About three months ago, I took a photo of me wearing my black-collared dress, and I totally liked how the photo turned out, despite the fact that the context in which it was taken was so unhappy for me.
|On my way to my final test of breaking patterns; quite a difficult, unhappy time.|
Looking back, I realise now that it was the big final test for me to break a very bad pattern, and I am so glad I did it. Not only because I have put an end to a very unhealthy, unhappy vicious cycle, but I have made way for much better, happier things, and quite recently, wearing the same dress, I have changed my associations with it and have further immersed myself in a better, happier situation, away from the bad cycles and the futile efforts and the vile characters.

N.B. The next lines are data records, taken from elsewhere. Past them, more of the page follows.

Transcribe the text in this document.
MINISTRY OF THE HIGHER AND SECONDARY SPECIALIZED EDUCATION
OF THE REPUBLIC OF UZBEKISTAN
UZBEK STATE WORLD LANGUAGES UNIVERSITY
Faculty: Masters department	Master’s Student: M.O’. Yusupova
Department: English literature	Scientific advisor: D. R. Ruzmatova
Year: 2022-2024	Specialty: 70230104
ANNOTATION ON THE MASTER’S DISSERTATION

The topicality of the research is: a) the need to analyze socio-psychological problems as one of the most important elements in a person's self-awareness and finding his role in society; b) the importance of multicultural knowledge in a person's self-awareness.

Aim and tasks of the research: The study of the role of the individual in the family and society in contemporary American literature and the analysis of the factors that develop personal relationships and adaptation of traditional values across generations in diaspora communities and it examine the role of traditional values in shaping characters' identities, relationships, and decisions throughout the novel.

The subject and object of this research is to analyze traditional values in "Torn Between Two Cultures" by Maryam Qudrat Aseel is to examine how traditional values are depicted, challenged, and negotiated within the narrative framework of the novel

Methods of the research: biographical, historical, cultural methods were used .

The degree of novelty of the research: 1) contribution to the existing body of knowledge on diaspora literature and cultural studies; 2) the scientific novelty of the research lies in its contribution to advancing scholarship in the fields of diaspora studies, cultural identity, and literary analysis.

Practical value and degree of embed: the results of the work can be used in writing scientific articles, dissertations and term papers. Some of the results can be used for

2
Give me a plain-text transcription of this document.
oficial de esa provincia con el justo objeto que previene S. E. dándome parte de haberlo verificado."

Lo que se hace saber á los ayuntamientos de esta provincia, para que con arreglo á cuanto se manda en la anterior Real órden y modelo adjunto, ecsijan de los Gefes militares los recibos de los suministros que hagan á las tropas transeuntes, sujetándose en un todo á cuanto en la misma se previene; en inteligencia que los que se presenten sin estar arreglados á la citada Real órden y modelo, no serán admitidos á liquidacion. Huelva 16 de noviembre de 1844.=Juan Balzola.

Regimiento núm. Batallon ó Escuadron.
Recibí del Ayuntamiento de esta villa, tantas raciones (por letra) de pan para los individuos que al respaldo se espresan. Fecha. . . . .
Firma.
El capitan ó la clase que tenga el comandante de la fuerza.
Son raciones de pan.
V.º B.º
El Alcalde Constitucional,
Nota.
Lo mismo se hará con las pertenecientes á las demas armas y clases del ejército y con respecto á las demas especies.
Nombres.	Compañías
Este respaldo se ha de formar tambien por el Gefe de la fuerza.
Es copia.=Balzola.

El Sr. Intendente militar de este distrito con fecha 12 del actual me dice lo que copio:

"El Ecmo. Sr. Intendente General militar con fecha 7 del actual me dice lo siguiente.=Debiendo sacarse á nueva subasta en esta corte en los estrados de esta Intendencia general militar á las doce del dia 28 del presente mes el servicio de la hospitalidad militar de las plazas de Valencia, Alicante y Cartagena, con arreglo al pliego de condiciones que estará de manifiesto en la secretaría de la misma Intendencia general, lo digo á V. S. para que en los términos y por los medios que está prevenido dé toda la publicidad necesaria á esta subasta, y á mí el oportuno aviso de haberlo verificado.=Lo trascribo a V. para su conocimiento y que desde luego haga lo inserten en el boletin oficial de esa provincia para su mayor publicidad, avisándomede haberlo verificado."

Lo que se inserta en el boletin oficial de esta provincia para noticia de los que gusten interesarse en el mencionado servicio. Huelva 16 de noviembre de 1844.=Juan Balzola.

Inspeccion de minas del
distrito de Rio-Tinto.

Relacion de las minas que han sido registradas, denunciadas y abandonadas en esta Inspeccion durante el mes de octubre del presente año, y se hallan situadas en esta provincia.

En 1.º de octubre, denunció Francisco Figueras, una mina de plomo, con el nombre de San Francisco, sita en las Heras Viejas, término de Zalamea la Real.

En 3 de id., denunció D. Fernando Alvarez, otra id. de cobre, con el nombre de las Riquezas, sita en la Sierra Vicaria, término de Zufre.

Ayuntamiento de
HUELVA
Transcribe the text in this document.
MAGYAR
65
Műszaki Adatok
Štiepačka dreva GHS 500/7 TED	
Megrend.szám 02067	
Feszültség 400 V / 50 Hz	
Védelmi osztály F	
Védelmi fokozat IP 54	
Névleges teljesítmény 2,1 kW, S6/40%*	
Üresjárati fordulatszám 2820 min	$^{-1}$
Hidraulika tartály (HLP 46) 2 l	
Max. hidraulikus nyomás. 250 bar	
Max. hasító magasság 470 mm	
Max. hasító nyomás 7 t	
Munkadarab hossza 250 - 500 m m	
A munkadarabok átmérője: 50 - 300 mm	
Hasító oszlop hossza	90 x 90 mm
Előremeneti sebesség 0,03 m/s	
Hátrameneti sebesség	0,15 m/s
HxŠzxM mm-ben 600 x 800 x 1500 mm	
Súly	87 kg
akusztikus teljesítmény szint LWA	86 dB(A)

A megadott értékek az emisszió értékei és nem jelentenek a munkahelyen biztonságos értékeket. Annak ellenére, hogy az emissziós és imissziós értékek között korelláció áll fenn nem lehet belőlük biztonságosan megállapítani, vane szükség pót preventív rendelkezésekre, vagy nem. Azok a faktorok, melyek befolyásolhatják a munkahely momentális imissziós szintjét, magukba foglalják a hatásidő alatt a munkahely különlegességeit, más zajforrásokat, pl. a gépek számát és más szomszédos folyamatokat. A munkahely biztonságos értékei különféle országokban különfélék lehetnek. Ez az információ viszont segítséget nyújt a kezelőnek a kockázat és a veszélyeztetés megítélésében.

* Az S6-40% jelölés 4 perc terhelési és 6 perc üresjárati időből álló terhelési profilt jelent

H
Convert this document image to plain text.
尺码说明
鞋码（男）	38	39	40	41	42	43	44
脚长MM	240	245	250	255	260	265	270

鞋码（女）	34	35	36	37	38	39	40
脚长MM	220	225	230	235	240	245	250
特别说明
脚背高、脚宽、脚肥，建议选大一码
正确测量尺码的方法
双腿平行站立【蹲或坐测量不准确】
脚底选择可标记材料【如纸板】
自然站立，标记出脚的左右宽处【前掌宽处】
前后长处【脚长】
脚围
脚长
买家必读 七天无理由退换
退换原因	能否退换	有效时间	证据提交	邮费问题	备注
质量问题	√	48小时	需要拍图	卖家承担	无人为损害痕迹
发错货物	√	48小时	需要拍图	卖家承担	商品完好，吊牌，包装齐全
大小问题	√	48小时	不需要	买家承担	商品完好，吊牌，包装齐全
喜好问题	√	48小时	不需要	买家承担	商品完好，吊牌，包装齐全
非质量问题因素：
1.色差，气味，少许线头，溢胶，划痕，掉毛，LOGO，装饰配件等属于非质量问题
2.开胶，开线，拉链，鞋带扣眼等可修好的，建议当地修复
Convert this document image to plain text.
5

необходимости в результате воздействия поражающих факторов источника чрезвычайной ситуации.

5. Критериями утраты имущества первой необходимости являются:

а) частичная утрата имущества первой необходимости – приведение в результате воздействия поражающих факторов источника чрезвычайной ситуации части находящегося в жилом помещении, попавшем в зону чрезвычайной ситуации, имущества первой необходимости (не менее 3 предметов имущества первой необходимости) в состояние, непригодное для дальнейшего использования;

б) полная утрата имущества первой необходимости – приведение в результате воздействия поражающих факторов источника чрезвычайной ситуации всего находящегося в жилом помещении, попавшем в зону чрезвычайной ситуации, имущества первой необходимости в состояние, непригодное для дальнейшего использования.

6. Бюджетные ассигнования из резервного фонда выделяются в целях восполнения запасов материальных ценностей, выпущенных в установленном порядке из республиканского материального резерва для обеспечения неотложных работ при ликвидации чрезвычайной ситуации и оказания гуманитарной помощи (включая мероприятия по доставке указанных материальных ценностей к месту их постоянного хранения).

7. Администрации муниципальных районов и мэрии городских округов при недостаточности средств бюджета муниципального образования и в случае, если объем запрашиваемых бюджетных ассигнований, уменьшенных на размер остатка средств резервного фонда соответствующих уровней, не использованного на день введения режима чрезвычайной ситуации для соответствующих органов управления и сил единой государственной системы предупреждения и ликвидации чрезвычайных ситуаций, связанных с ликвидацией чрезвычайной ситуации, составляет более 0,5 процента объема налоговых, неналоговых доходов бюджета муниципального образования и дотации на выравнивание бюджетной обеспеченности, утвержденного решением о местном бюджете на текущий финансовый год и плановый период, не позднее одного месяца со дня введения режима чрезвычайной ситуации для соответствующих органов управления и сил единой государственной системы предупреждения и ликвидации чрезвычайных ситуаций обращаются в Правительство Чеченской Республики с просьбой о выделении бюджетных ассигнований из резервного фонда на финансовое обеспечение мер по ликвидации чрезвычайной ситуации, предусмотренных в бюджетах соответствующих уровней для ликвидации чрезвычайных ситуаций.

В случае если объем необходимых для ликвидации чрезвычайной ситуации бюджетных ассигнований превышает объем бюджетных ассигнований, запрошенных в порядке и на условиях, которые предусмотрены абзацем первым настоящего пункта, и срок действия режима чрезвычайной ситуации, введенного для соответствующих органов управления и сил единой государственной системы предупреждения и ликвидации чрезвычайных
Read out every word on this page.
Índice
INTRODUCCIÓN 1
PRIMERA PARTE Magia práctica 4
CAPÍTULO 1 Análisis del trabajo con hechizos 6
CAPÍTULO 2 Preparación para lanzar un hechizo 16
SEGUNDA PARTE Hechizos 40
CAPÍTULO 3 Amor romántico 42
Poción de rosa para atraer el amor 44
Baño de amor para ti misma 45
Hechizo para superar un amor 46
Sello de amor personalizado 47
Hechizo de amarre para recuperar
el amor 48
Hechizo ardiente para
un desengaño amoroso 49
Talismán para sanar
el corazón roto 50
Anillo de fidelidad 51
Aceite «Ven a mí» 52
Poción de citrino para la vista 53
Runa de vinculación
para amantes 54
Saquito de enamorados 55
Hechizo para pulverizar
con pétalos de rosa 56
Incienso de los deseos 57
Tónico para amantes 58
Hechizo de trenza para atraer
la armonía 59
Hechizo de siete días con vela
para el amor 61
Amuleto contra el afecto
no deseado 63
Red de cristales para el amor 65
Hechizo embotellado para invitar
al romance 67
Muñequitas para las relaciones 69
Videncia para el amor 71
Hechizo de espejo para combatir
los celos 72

|Caught off-guard; having quite a happy time :)|
I may totally look like an alien here with my huge forehead and my big fangs compared to the previous Clara-esque kind-face photo, but back then I was pain-and-bad-decisions shaped into a person, and now I am happy-laughter in the shape of a person.
Mico was taking random pictures of us and then there was this one with this happy laughing alieny woman XD Later on when we were looking at the pictures I realised that this dress (which I had not worn since that final test) is now in a much happier and better context :)
It was one of those long-dragging things from which I learned (the hard way) that one really has to identify which patterns bring about occasions of sadness and disappointment and tremendous aches, and then break that pattern, even if little by little. I started recognising mine about a couple of years ago, and since then things have started to change since I took tiny steps to break from the pattern, although the breaking away was not immediately completed. I had yet to go through a series of more fake successes and delusional dramas, until I had progressed to the point of having to take the final step, taking which would finally set me free. It was one of the toughest things I had to actually decide and take action on, but after that I was finally away from that sad, unhealthy pattern.
Of course it was not an instant shift to a happily ever after and there were still some rough patches I had to go through as I got over my final test and as I warily moved forward, and wearily. Eventually though, thanks to Odin and Freyja, I did find my way, shed old skin in the process, had very specific prayers answered, and now, away from the pattern that led me nowhere, I am home.